For years, the industry debated whether a high-throughput blockchain could actually make money with fees that cost less than a penny. The data from 2025 has delivered a definitive answer. According to Blockworks Research, Solana generated over $1.5 billion in total revenue this year.
This figure is significant because it eclipses the combined earnings of Ethereum ($690M) and the derivatives giant Hyperliquid ($780M).
This isn't just a technical milestone; it is a financial regime change. Solana achieved this while keeping median transaction fees below $0.01, proving that in the blockchain economy, scale—not gouging users—is the ultimate revenue driver. Nansen data confirms this dominance, ranking Solana first in pure on-chain fee generation ($603M), finally overtaking the long-standing heavyweights Tron ($581M) and Ethereum ($514M).
The Volume Monster
The engine behind this revenue machine is a staggering explosion in trading volume. Solana processed $1.6 trillion in spot trading volume in 2025, a milestone that surpasses the volume of every centralized exchange on earth, with the sole exception of Binance.
This represents a fundamental migration of liquidity. According to JupiterExchange, Solana's slice of the total crypto trading pie grew from a negligible 1% in 2022 to a commanding 12% in 2025. This growth came directly at the expense of centralized incumbents; over the same period, Binance saw its market dominance slide from 80% to 55%. The narrative is undeniable: activity is moving on-chain, and the venue of choice is Solana.
The Deflationary Engine
Solana’s revenue isn't magic; it is the result of a complex, four-part economic machine.
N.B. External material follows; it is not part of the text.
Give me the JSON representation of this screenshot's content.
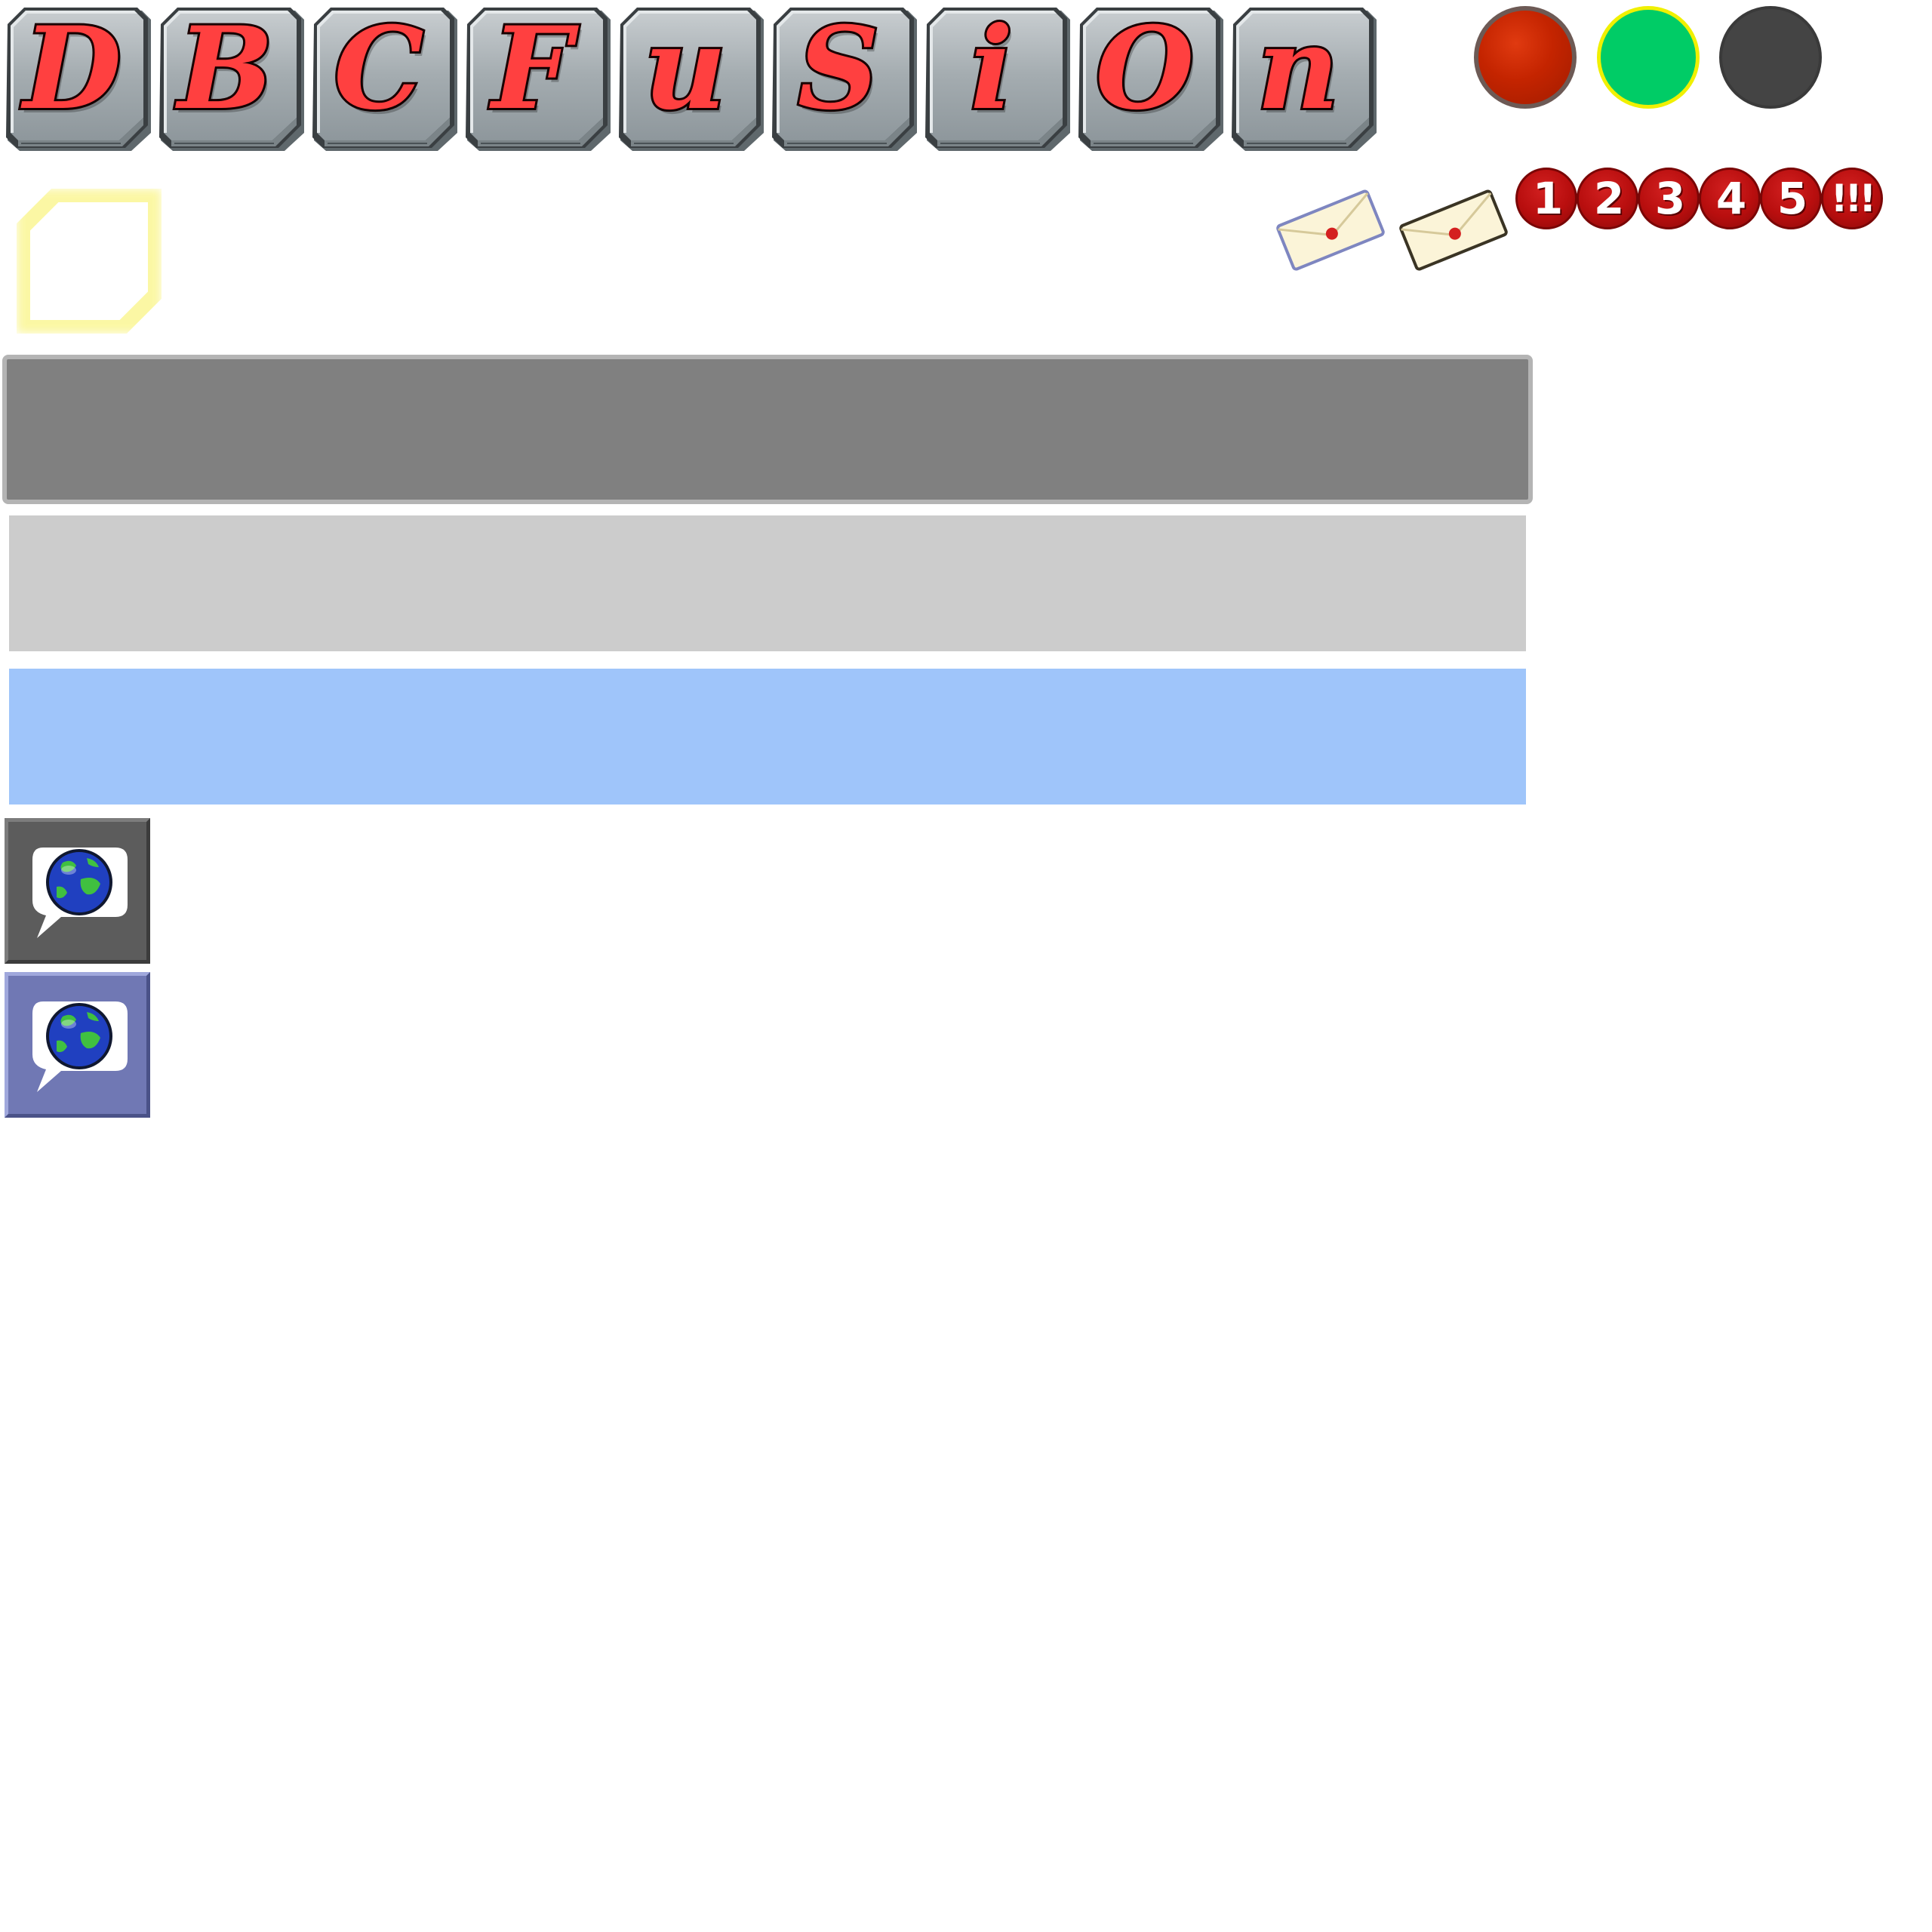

The network monetizes through a combination of tiny base fees, "priority fees" paid during meme coin manias, MEV tips from arbitrage bots, and storage rent.
Crucially, this model is designed to benefit the token holder. Unlike Ethereum, where fees largely flow to validators, Solana burns approximately 50% of its fees. In a high-volume year like 2025, this mechanism transformed the network into a massive deflationary engine, constantly reducing the supply of SOL as usage accelerated.
The Profit Hierarchy
Stepping back to look at the broader crypto landscape, the 2025 data reveals a clear hierarchy of profitability.
At the very top sits Tether, the "Central Bank" of crypto, which generated a staggering $7.43 billion in net profit purely from interest on reserves. Below them, however, the infrastructure layer has proven to be a goldmine, with Solana leading the pack at $1.5 billion in revenue.
Further down the stack, the "Casinos"—the applications built on this infrastructure—are printing money at an unprecedented rate. Hyperliquid (Perps) generated over $900 million in gross revenue (with ~$420M in pure net profit after incentives), while Pump.fun (Memes) pulled in $550 million. Notably, because Pump.fun has zero incentive costs, its revenue is almost pure profit.
The Verdict
The 2025 report card offers a grim lesson for the skeptics and a validation for the believers: Infrastructure is a business.
The most profitable trade in crypto is no longer just holding assets; it is owning the rails that move them. Solana has proven that a high-throughput, low-fee chain isn't just a tech demo or a casino for meme coins—it is a money-printing machine that has finally outgrown its biggest rival.
Disclaimer: This document is intended for informational and entertainment purposes only. The views expressed in this document are not, and should not be taken as, investment advice or recommendations. Recipients should do their own due diligence, taking into account their specific financial circumstances, investment objectives and risk tolerance, which are not considered here, before investing. This document is not an offer, or the solicitation of an offer, to buy or sell any of the assets mentioned.